Eine Enttäuschung ist auch der "Auserwählte" Neo bisher nicht für die menschliche Gemeinde, die außerhalb der Matrix lebt: Seit seinem ersten Sieg über die Kontrollprogramme konnten in wenigen Monaten mehr Menschen von den Maschinen befreit werden als in Jahren zuvor. Man könnte sich im Aufschwung wähnen, wenn die Maschinen nicht dabei wären, sich mit einer gigantischen Armada von 250.000 Wächtern (die tintenfischartigen Angriffsroboter aus Teil Eins) ins Erdinnere vorzubohren, zur Stadt Zion, der letzten Bastion der Menschheit. Während man sich dort für den Angriff wappnet, brechen Neo und seine Weggefährten Trinity und Morpheus erneut in die Matrix auf, in der Hoffnung, dass sich die Prophezeiung erfüllen möge: Dass es an Neo ist, das Herz der Maschinendiktatur offen zu legen und zu vernichten, noch bevor Zion angegriffen wird. Doch die Selbstzweifel sind immer noch groß im Auserwählten, und auf dem Weg ins Zentrum der Matrix wird er nicht nur alte Bekannte treffen, sondern auch eine Vorherbestimmung, auf die er nicht vorbereitet war.
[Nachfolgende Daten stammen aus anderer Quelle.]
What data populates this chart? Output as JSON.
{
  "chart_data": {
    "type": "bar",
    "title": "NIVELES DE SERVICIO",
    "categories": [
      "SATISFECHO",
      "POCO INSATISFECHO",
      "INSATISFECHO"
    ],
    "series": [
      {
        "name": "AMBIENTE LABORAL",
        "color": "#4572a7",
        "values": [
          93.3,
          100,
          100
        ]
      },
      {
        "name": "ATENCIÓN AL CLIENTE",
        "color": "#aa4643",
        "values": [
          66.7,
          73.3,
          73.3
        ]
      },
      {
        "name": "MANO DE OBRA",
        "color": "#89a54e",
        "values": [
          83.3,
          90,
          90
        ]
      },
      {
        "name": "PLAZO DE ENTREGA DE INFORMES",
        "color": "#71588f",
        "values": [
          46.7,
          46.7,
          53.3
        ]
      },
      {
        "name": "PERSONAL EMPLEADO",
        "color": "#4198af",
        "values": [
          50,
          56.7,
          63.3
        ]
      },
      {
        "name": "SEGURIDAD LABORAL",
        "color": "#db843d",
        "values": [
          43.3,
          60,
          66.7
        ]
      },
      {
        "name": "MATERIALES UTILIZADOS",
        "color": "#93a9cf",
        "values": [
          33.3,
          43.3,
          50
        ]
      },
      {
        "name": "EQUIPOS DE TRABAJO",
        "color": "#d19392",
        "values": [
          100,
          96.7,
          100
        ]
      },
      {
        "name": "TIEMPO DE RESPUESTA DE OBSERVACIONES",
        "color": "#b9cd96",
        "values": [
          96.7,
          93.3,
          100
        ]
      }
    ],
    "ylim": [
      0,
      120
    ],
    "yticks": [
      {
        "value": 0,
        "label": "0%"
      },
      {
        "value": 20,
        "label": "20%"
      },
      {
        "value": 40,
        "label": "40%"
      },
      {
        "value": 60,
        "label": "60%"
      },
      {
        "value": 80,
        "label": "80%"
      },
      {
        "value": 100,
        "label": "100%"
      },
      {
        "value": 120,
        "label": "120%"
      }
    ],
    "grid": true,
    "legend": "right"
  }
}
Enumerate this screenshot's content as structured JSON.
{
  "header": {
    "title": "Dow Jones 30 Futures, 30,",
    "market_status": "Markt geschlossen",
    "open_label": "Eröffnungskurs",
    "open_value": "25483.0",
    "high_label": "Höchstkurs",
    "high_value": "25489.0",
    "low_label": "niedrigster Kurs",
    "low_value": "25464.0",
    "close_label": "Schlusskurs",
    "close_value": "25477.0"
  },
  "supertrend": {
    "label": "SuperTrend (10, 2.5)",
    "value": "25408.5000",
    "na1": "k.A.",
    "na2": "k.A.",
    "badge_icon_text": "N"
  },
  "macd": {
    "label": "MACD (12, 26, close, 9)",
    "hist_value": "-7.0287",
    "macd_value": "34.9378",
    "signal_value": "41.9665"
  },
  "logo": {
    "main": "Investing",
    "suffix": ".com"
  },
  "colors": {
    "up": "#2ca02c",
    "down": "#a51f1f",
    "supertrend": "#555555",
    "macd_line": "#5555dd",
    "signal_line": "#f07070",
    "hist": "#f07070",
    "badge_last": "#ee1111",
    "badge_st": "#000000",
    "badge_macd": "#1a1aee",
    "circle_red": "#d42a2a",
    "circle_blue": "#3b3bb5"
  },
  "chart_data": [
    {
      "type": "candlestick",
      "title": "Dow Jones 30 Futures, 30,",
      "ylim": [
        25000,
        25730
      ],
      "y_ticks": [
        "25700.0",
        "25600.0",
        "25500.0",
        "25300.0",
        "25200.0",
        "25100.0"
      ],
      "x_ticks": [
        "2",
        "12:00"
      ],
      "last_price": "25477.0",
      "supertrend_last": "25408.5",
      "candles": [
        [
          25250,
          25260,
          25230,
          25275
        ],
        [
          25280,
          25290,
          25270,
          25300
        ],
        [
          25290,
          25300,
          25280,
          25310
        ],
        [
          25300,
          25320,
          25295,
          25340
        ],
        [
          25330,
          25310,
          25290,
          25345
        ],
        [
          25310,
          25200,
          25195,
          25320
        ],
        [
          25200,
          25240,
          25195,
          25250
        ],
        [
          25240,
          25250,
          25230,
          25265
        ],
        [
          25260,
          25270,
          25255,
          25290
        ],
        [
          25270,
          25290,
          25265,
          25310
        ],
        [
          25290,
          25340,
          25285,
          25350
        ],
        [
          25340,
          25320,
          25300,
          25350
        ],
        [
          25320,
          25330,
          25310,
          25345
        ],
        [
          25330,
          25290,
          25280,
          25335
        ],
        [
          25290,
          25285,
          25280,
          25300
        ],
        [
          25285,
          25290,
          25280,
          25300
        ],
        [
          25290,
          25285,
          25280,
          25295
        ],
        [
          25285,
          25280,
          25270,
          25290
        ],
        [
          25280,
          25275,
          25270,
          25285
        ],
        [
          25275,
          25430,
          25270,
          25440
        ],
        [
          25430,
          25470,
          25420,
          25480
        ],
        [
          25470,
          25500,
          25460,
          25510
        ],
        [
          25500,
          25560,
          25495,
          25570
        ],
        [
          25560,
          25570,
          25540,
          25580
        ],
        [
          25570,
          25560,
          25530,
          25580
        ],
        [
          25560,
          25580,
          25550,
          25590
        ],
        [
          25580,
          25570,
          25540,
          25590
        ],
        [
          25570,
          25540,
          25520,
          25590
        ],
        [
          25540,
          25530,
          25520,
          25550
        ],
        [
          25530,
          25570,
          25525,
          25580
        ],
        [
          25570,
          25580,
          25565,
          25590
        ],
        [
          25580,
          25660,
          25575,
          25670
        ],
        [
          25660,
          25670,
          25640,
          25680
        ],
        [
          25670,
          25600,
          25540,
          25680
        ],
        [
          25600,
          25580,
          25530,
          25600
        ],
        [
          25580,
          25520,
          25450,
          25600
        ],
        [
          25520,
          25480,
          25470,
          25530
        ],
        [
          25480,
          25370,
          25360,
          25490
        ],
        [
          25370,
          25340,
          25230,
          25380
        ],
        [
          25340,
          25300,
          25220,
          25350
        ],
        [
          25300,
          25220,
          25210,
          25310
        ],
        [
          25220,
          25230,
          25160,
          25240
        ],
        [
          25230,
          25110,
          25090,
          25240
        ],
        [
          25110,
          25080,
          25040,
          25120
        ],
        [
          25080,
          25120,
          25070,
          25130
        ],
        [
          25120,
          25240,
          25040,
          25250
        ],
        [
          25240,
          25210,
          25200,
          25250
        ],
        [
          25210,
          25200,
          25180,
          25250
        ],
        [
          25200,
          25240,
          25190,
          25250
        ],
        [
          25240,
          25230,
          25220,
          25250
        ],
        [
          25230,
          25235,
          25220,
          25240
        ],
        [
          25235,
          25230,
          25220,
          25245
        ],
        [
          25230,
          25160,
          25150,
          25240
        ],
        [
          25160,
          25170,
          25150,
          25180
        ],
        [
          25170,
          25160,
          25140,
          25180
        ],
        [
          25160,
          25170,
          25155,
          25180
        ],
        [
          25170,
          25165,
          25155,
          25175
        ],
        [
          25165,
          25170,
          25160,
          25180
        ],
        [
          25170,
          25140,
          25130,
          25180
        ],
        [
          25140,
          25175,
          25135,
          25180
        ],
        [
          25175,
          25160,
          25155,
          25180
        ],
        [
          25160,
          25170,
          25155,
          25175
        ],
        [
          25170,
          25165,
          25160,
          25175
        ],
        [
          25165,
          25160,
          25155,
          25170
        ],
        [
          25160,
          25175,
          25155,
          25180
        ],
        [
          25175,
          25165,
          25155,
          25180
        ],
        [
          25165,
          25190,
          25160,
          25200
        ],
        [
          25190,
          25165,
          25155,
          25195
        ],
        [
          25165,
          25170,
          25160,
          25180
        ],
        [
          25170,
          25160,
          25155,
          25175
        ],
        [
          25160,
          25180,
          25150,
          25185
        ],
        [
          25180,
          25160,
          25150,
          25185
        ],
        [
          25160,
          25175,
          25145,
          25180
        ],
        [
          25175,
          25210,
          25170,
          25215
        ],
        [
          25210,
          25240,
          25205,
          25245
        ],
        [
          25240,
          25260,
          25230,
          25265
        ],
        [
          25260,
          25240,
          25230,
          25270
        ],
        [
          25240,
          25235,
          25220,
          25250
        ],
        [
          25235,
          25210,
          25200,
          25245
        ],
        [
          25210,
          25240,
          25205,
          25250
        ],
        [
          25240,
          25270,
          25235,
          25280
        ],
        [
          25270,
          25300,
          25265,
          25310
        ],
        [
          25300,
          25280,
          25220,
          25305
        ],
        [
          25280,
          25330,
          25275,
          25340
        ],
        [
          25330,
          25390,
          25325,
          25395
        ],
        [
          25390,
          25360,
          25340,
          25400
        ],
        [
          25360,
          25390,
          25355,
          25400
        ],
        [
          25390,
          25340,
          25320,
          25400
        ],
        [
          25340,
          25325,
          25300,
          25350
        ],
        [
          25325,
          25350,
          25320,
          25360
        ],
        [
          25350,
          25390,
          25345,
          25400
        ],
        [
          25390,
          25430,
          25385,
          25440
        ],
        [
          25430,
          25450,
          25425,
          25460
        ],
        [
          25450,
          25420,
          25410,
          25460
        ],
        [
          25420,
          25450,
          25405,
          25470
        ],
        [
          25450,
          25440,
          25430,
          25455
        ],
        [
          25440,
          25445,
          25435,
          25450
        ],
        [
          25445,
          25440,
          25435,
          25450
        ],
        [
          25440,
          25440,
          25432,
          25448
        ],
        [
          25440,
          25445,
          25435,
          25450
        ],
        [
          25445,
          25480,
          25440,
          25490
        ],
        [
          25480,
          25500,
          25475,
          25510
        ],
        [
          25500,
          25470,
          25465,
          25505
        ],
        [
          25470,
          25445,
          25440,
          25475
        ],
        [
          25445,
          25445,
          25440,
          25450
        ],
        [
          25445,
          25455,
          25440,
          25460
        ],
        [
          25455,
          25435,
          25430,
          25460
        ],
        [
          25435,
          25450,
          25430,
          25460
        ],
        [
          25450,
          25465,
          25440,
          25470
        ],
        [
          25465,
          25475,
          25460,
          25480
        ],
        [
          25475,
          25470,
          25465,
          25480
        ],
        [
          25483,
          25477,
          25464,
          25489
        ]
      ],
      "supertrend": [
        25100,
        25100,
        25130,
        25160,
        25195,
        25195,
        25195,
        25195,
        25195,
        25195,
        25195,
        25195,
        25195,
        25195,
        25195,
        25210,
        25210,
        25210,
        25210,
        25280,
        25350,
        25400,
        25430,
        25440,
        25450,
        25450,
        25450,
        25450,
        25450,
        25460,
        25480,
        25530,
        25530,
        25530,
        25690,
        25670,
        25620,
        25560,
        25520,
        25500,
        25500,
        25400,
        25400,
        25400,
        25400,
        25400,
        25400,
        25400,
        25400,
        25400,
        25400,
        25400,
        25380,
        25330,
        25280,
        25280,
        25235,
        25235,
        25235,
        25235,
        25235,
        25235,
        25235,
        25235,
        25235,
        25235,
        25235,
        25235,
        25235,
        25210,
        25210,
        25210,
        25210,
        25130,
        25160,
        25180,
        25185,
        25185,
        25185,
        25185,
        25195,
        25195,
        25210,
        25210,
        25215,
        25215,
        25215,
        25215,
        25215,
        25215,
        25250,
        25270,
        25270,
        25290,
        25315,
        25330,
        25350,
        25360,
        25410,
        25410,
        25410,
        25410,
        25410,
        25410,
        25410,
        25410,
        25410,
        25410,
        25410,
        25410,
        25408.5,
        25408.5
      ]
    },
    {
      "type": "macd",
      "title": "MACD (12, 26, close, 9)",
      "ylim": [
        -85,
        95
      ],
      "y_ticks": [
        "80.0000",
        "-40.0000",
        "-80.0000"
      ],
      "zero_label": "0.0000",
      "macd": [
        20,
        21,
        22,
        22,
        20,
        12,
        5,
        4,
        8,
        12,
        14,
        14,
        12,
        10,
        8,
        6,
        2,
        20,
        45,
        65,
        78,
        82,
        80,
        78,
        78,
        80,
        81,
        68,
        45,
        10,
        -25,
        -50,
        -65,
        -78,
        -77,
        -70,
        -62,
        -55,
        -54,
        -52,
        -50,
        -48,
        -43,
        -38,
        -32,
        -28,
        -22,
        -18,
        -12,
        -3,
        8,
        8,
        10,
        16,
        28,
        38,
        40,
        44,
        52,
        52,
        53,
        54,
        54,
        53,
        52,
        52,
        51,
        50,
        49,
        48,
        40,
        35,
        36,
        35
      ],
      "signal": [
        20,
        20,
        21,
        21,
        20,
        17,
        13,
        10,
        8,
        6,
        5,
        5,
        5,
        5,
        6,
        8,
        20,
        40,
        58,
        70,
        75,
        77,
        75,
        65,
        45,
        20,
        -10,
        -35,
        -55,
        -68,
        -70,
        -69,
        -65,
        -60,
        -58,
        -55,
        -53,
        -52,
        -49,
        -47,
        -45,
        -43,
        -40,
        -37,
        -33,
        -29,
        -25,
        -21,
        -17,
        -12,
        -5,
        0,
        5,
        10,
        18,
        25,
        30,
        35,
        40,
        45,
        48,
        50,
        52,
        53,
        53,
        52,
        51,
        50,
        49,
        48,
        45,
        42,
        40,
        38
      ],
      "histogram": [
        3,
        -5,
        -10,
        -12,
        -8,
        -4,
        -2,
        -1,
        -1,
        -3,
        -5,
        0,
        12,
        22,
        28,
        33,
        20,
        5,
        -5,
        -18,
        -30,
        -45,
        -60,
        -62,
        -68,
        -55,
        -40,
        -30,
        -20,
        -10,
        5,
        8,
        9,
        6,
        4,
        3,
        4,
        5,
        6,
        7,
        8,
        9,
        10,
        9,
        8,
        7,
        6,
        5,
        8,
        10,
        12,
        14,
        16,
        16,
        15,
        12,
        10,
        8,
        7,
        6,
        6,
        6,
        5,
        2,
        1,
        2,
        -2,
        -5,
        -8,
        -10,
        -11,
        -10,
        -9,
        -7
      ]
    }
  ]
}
Bis dahin vergeht indes eine ganze Weile, und der Beginn von "Matrix Reloaded" ist ein relativ gemächliches Abfeiern der eigenen Schönheit: Die Rückkehr nach Zion, die Bilder dieser unterirdischen Riesenstadt und eine gigantische Party mit religiösem Anstrich sind zwar sehr schön anzusehen, fühlen sich aber ein bisschen an wie selbstverliebtes Bewundern des eigenen Set Designs - als könnten die Wachowski Brothers sich nicht satt sehen an all den Dingen, die sie sich jetzt leisten können (die Bereitschaft der Produzenten, für dieses unbestrittene Filmereignis des Jahres sämtliche Geldschränke zu öffnen, ist offensichtlich). So fällt denn auch zuerst die konsequente Weiterführung des Design-Konzepts aus Teil Eins auf: Keanu Reeves' Neo-Gothic-Outfit ist noch ein bisschen schwärzer, die reale Welt noch ein bisschen grauer und die kalte Künstlichkeit der Matrix noch ein bisschen blau-grüner. Für kurze Zeit droht der Film, sich im eigenen Design zu verlieren, und entsprechend wirken die zu Anfang neu eingeführten Figuren wie der militärische Commander von Zion, Lock (Harry Lennix), oder Link (Harold Perrineau), der neue Operator von Morpheus' Schiff Nebukadnezar, eher wie einfallslose Klischees denn wie wertvolle Beiträge zum Charakter-Karussell.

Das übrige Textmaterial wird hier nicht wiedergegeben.